PAIRED-END vs SINGLE-END READS

The indexing and clustering steps in Transposome use the read pair information in the FASTA/Q header. That means for paired-end data you need to have the FASTA/Q data in the expected formats. The commonly used Casava 1.8+ format as shown below

@EAS139:136:FC706VJ:2:2104:15343:197393 1:Y:18:ATCACG

or the Casava 1.3+ format (below) is what is expected.

@EAS139:136:FC706VJ:2:2104:15343:197393/1

Almost all sequencing platforms generate this format, so unless you are using a custom format (like from the SRA) there is no formatting required.
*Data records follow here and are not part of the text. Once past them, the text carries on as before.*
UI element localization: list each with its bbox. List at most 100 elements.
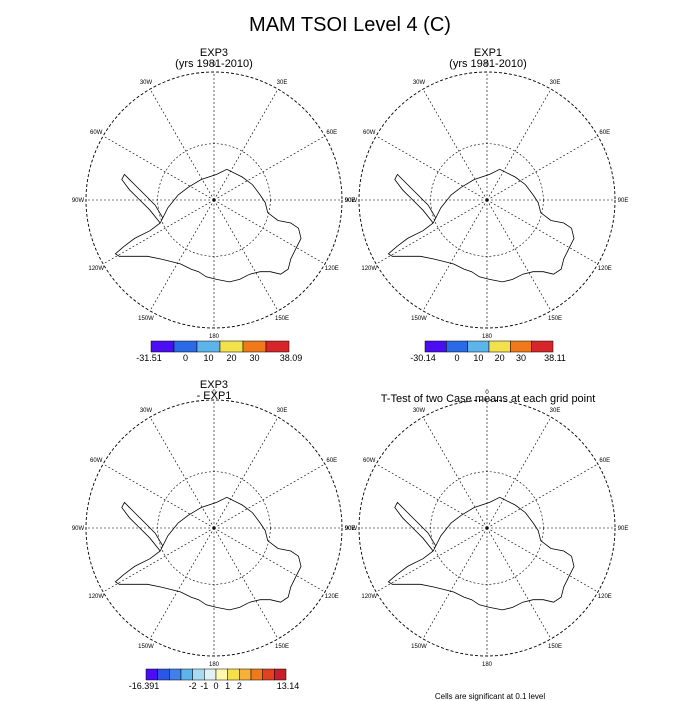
meridian-line (213, 527, 279, 640)
south-pole-point (213, 199, 215, 201)
top-label: 0 (485, 390, 489, 396)
lon-label: 30W (413, 408, 426, 414)
lon-label: 90W (72, 198, 85, 204)
meridian-line (486, 135, 599, 201)
lon-label: 60E (599, 458, 610, 464)
lon-label: 120E (598, 266, 612, 272)
colorbar-label: 2 (237, 681, 242, 691)
panel-title-ttest: T-Test of two Case means at each grid po… (380, 393, 596, 405)
lon-label: 180 (209, 662, 220, 668)
lon-label: 180 (209, 334, 220, 340)
colorbar-label: 10 (473, 353, 483, 363)
meridian-line (486, 416, 552, 529)
meridian-line (213, 88, 279, 201)
antarctic-peninsula (394, 173, 437, 224)
colorbar-label: 1 (225, 681, 230, 691)
colorbar-label: -1 (200, 681, 208, 691)
top-label: 0 (485, 62, 489, 68)
lon-label: 120W (361, 594, 377, 600)
top-label: 0 (212, 62, 216, 68)
meridian-line (213, 416, 279, 529)
lon-label: 120E (598, 594, 612, 600)
meridian-line (486, 527, 599, 593)
panel-title-line: - EXP1 (196, 390, 232, 402)
meridian-line (375, 463, 488, 529)
meridian-line (213, 199, 279, 312)
panel-title-line: EXP1 (473, 47, 503, 59)
colorbar-label: 20 (226, 353, 236, 363)
colorbar-label: 0 (183, 353, 188, 363)
meridian-line (149, 527, 215, 640)
lon-label: 150E (275, 316, 289, 322)
lon-label: 120W (361, 266, 377, 272)
meridian-line (149, 416, 215, 529)
meridian-line (375, 199, 488, 265)
meridian-line (375, 527, 488, 593)
panel-title-exp1: EXP1 (yrs 1981-2010) (388, 48, 588, 70)
meridian-line (213, 199, 326, 265)
colorbar-label: 30 (516, 353, 526, 363)
antarctica-coastline (387, 496, 575, 611)
antarctica-coastline (114, 168, 302, 283)
panel-title-line: EXP3 (199, 379, 229, 391)
map-boundary-circle (358, 71, 616, 329)
antarctica-coastline (387, 168, 575, 283)
south-pole-point (486, 199, 488, 201)
lon-label: 60E (326, 130, 337, 136)
lon-label: 120W (88, 594, 104, 600)
lon-label: 60W (90, 130, 103, 136)
meridian-line (422, 527, 488, 640)
lon-label: 30E (550, 408, 561, 414)
lon-label: 30E (550, 80, 561, 86)
lon-label: 30W (413, 80, 426, 86)
lon-label: 150E (548, 644, 562, 650)
meridian-line (213, 463, 326, 529)
lon-label: 60E (599, 130, 610, 136)
lon-label: 180 (482, 334, 493, 340)
meridian-line (213, 135, 326, 201)
meridian-line (102, 199, 215, 265)
colorbar-segment (265, 340, 290, 353)
lon-label: 150W (411, 644, 427, 650)
meridian-line (486, 527, 552, 640)
lon-label: 90E (345, 526, 356, 532)
lon-label: 90E (618, 526, 629, 532)
lon-label: 30E (277, 408, 288, 414)
lon-label: 120E (325, 266, 339, 272)
colorbar-label: -30.14 (410, 353, 436, 363)
panel-title-exp3: EXP3 (yrs 1981-2010) (114, 48, 314, 70)
lon-label: 90E (618, 198, 629, 204)
colorbar-label: -31.51 (136, 353, 162, 363)
meridian-line (149, 88, 215, 201)
map-boundary-circle (85, 399, 343, 657)
lon-label: 120W (88, 266, 104, 272)
map-boundary-circle (358, 399, 616, 657)
colorbar-label: 38.11 (544, 353, 566, 363)
meridian-line (422, 88, 488, 201)
lon-label: 30W (140, 408, 153, 414)
significance-note: Cells are significant at 0.1 level (434, 692, 546, 701)
antarctic-peninsula (121, 501, 164, 552)
colorbar-label: 0 (454, 353, 459, 363)
colorbar-label: 10 (203, 353, 213, 363)
meridian-line (149, 199, 215, 312)
colorbar-label: 0 (213, 681, 218, 691)
lon-label: 90W (345, 198, 358, 204)
colorbar-label: -16.391 (129, 681, 160, 691)
antarctic-peninsula (394, 501, 437, 552)
panel-title-line: (yrs 1981-2010) (175, 58, 253, 70)
meridian-line (486, 199, 552, 312)
antarctica-coastline (114, 496, 302, 611)
colorbar-label: -2 (189, 681, 197, 691)
meridian-line (422, 199, 488, 312)
lon-label: 90W (345, 526, 358, 532)
meridian-line (102, 527, 215, 593)
lon-label: 30W (140, 80, 153, 86)
meridian-line (422, 416, 488, 529)
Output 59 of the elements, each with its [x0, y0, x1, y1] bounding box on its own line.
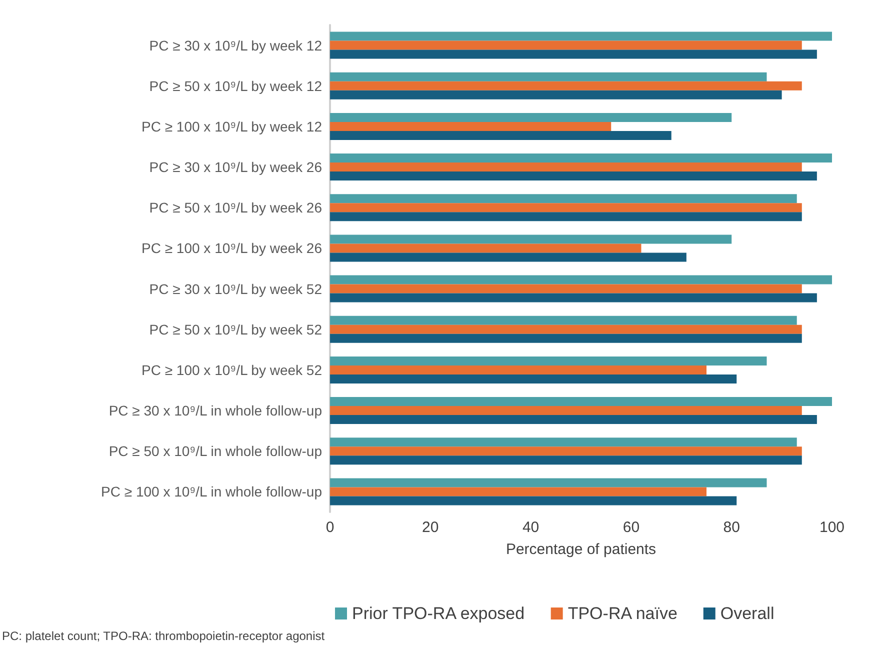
bar — [330, 324, 802, 334]
bar — [330, 334, 802, 343]
bar — [330, 415, 817, 424]
bar — [330, 172, 817, 181]
bar — [330, 90, 782, 100]
x-tick-label: 0 — [326, 519, 334, 536]
legend-label: TPO-RA naïve — [568, 604, 678, 623]
y-tick-label: PC ≥ 30 x 10⁹/L in whole follow-up — [108, 402, 322, 419]
bar — [330, 50, 817, 59]
bar — [330, 293, 817, 302]
bar — [330, 32, 832, 41]
y-tick-label: PC ≥ 100 x 10⁹/L in whole follow-up — [101, 484, 322, 500]
x-tick-label: 40 — [522, 519, 540, 536]
bar — [330, 456, 802, 465]
bar — [330, 365, 706, 374]
text: PC: platelet count; TPO-RA: thrombopoietin-receptor agonist — [2, 629, 326, 643]
bar — [330, 194, 797, 204]
bar — [330, 275, 832, 284]
bar — [330, 496, 737, 506]
bar — [330, 162, 802, 172]
legend-label: Overall — [720, 604, 774, 623]
bar — [330, 487, 706, 496]
y-tick-label: PC ≥ 50 x 10⁹/L in whole follow-up — [108, 443, 322, 460]
bar — [330, 122, 612, 131]
bar — [330, 478, 767, 488]
y-tick-label: PC ≥ 50 x 10⁹/L by week 12 — [149, 78, 322, 94]
legend-label: Prior TPO-RA exposed — [352, 604, 525, 623]
y-tick-label: PC ≥ 50 x 10⁹/L by week 52 — [149, 321, 322, 338]
bar — [330, 252, 686, 262]
bar — [330, 40, 802, 50]
bar — [330, 130, 672, 140]
bar — [330, 356, 767, 366]
bar — [330, 154, 832, 163]
bar — [330, 244, 642, 253]
y-tick-label: PC ≥ 30 x 10⁹/L by week 12 — [149, 37, 322, 54]
bar — [330, 212, 802, 222]
bar — [330, 374, 737, 384]
bar — [330, 316, 797, 325]
x-axis-title: Percentage of patients — [506, 541, 656, 558]
x-tick-label: 100 — [819, 519, 845, 536]
bar — [330, 284, 802, 294]
x-tick-label: 20 — [422, 519, 439, 536]
x-tick-label: 60 — [622, 519, 640, 536]
bar — [330, 72, 767, 82]
bar — [330, 406, 802, 416]
y-tick-label: PC ≥ 100 x 10⁹/L by week 52 — [142, 362, 322, 378]
y-tick-label: PC ≥ 100 x 10⁹/L by week 26 — [142, 240, 322, 256]
bar — [330, 112, 732, 122]
y-tick-label: PC ≥ 30 x 10⁹/L by week 52 — [149, 280, 322, 297]
bar — [330, 397, 832, 406]
y-tick-label: PC ≥ 50 x 10⁹/L by week 26 — [149, 200, 322, 216]
bar — [330, 81, 802, 90]
bar — [330, 446, 802, 456]
y-tick-label: PC ≥ 100 x 10⁹/L by week 12 — [142, 118, 322, 134]
y-tick-label: PC ≥ 30 x 10⁹/L by week 26 — [149, 159, 322, 176]
bar — [330, 203, 802, 212]
x-tick-label: 80 — [723, 519, 740, 536]
bar — [330, 234, 732, 244]
bar — [330, 438, 797, 447]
If the read pair information is missing, you can easily add the information for each pair with the Pairfq tool as shown below. For the forward (first) pair,

pairfq addinfo -i s_1_1_sample_500k.fq.gz -o s_1_1_sample_500k_pair.fq.gz -p 1 -c gzip

And, for the reverse (second) pair,

pairfq addinfo -i s_1_2_sample_500k.fq.gz -o s_1_2_sample_500k_pair.fq.gz -p 2 -c gzip

Next, interleave for the analysis (again, using Paifq):

pairfq joinpairs -f s_1_1_sample_500k_pair.fq.gz -r s_1_2_sample_500k_pair.fq.gz -o s_1_sample_1m_interl.fq.gz -c gzip

You can find out more about this tool on the Pairfq github page or the site wiki page.

Note that this step is not necessary for single-end data. However, for short, paired-end data, the cluster merging process of Transposome, which is one of the main improvements over RepeatExplorer, will not work without the pair information provided in the sequence name. There will also be warnings during the cluster merging process if this information is not found.